The Center for Media and Democracy is a national watchdog group that conducts in-depth investigations into corruption and the undue influence of corporations on media and democracy.
The findings of CMD’s investigative journalism are regularly cited by the leading national and state newspapers in the U.S., including the New York Times, the Guardian, and the Washington Post.

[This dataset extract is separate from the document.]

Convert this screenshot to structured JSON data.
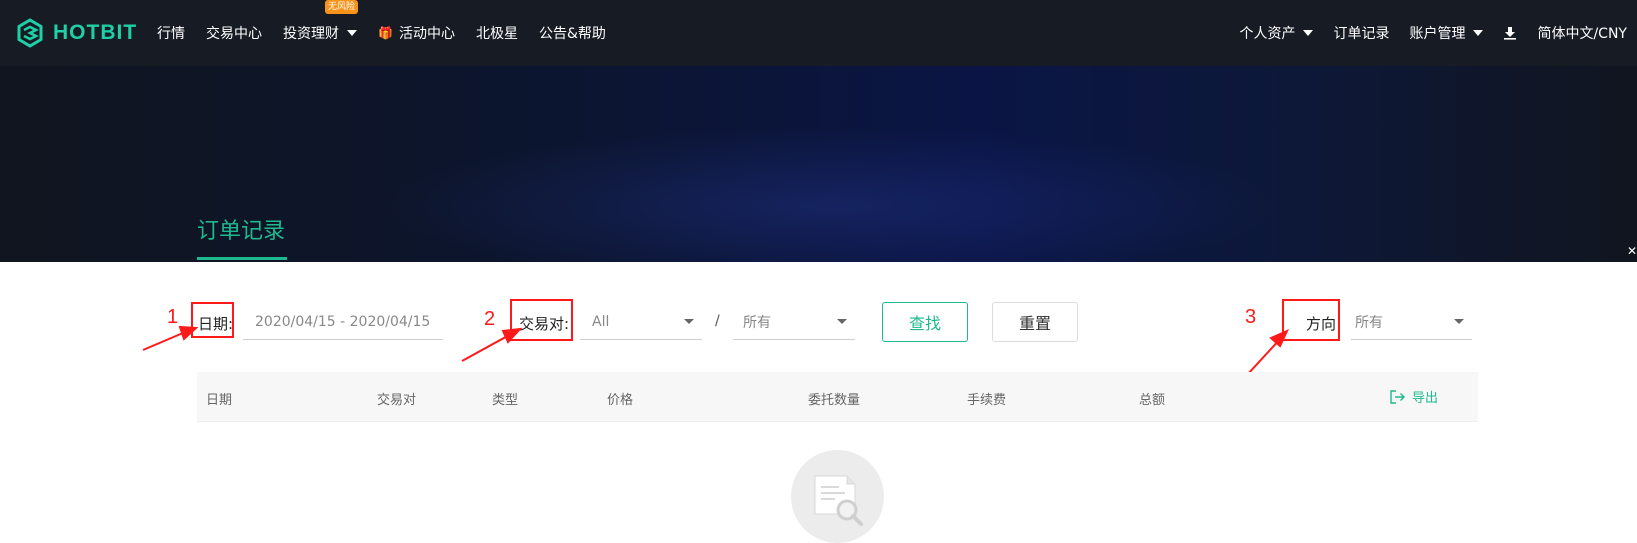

CMD’s reporting is credited by news shows on major broadcast stations including HBO, Showtime, PBS, NBC, CBS, and others, and has also been featured on in-depth news programs, such as Moyers & Company, Democracy Now, and the Thom Hartmann Show, as well as NPR and other public broadcasting agencies, such as the BBC and CBC.
CMD is led by Lisa Graves, who formerly served as Deputy Assistant Attorney General at the U.S. Department of Justice and Chief Counsel for Nominations for the chair of the U.S. Senate Judiciary Committee, among other strategic research and analysis roles in Washington, DC. Her vision and determination help drive CMD’s substantive focus and the power of its credible story-telling. These exposés reveal how some of the most powerful corporations in the world manipulate public policy, elections, and some in the media in ways that undermine real democracy.

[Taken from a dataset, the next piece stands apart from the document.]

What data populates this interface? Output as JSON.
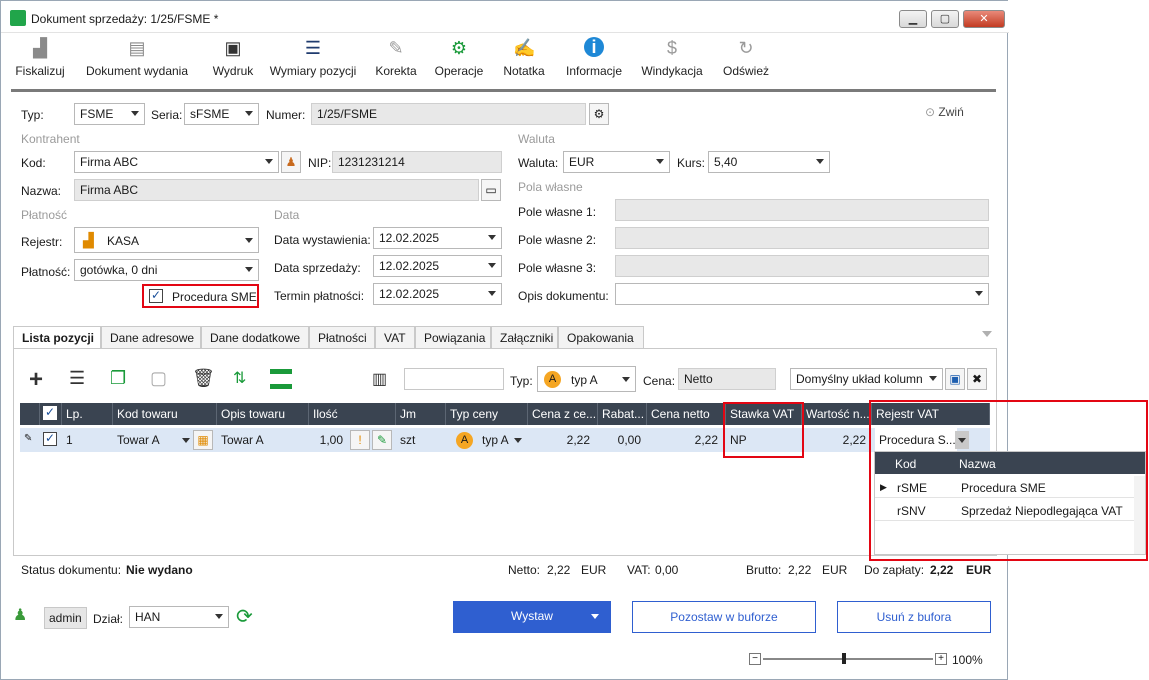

CMD’s breakthrough investigations of the Koch Brothers, the American Legislative Exchange Council (ALEC) and its American City County Exchange (ACCE), the State Policy Network (SPN), and numerous corporations and corporate-front groups have sparked national debate and ignited waves of related reporting by other journalists in numerous outlets and in leading national magazines.
CMD also publishes the online news journal, PRWatch; a specialized encyclopedia about corporations, their CEOs, and corporate-funded front groups, SourceWatch; a clearinghouse for news about ALEC and its award-winning investigation and ALECexposed.org.